Switzerland has shrugged off the EU sanctions threat swissinfo.ch

Switzerland has shrugged off the threat of sanctions from the European Union should it refuse to relax its banking secrecy laws.

Although the sanctions threat is unlikely to be carried out, Germany, France and Britain have urged the EU to apply more pressure on the Swiss over their banking laws.

That includes the creation of a list of potential reprisals – such as restrictions on capital movements from the EU into Switzerland and other sanctions against the Swiss banking sector – by next month.

The sudden – and unexpected – decision to get tough with Switzerland came at a meeting of EU finance ministers in Copenhagen on Friday.

Pascal Couchepin, the Swiss economics minister, on Saturday shrugged off the threat, describing his European negotiating partners as “reasonable”.

Swiss holding firm

The threat follows growing frustration with Switzerland among several EU countries over the signing of a planned taxation agreement.

The EU is hoping to finalise a series of bilateral accords by the end of the year under which Switzerland would relax its banking secrecy laws to give EU governments access to their citizen’s Swiss-held accounts for tax purposes.

Switzerland says it is prepared to provide information in cases of criminal tax fraud, but does not consider simple tax evasion to be a criminal offence.

Frits Bolkestein, the EU’s top tax official, said he hoped the dispute could be resolved without resort to sanctions.

“I refuse to believe that the Swiss government will not want to help us in coping with tax evasion,” the EU internal market commissioner said.

“It is still far too early to speak in such dark and dire terms,” he reportedly said.

Switzerland cautioned that such talk by the EU cast a cloud over bilateral negotiations.

“We must be clear on the fact that no decision has been made [against Switzerland],” said government spokesman, Daniel Eckmann.

“But if the threats in this direction are really serious, then it isn’t good for the climate of the negotiations,” he said.

EU countries divided on issue

Under the proposed EU tax agreement, members will swap information on non-resident’s savings.

However, tensions over the issue within the EU are increasing, because the planned tax deal can only work if third countries, like Switzerland, agree to similar deals.

EU negotiators believe an agreement with Switzerland would pave the way for further deals with tax havens Andorra, San Marino, Liechtenstein and Monaco.

While Friday’s developments are the first hard-line threat against the Swiss, sanctions are still a long way off – largely because European countries remain divided on how to tackle the Swiss case.

Sanctions – as well as a new tax regime – require the unanimous support of the EU’s 15 member nations.

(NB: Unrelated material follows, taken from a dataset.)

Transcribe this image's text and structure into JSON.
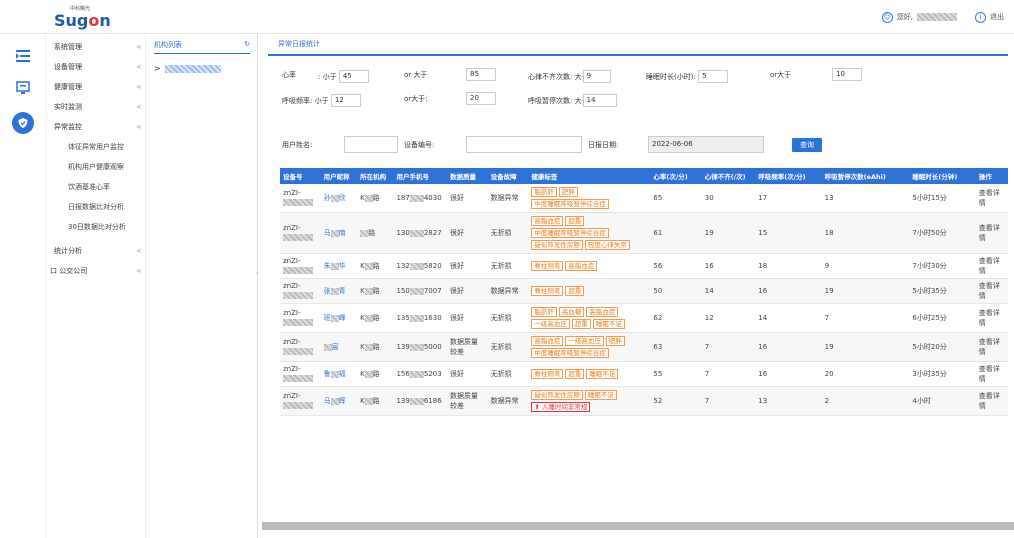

Luxembourg opposes strong-arm tactic

Luxembourg said on Saturday that it would oppose using EU sanctions against Switzerland.

“The general exchange of information … it is not worth it to begin a political war with the Swiss or with other third countries [for this],” said Luxembourg’s minister for economic affairs, Henri Grethen.

Grethen said he prefers a Swiss proposal to impose withhold tax on EU residents’ savings.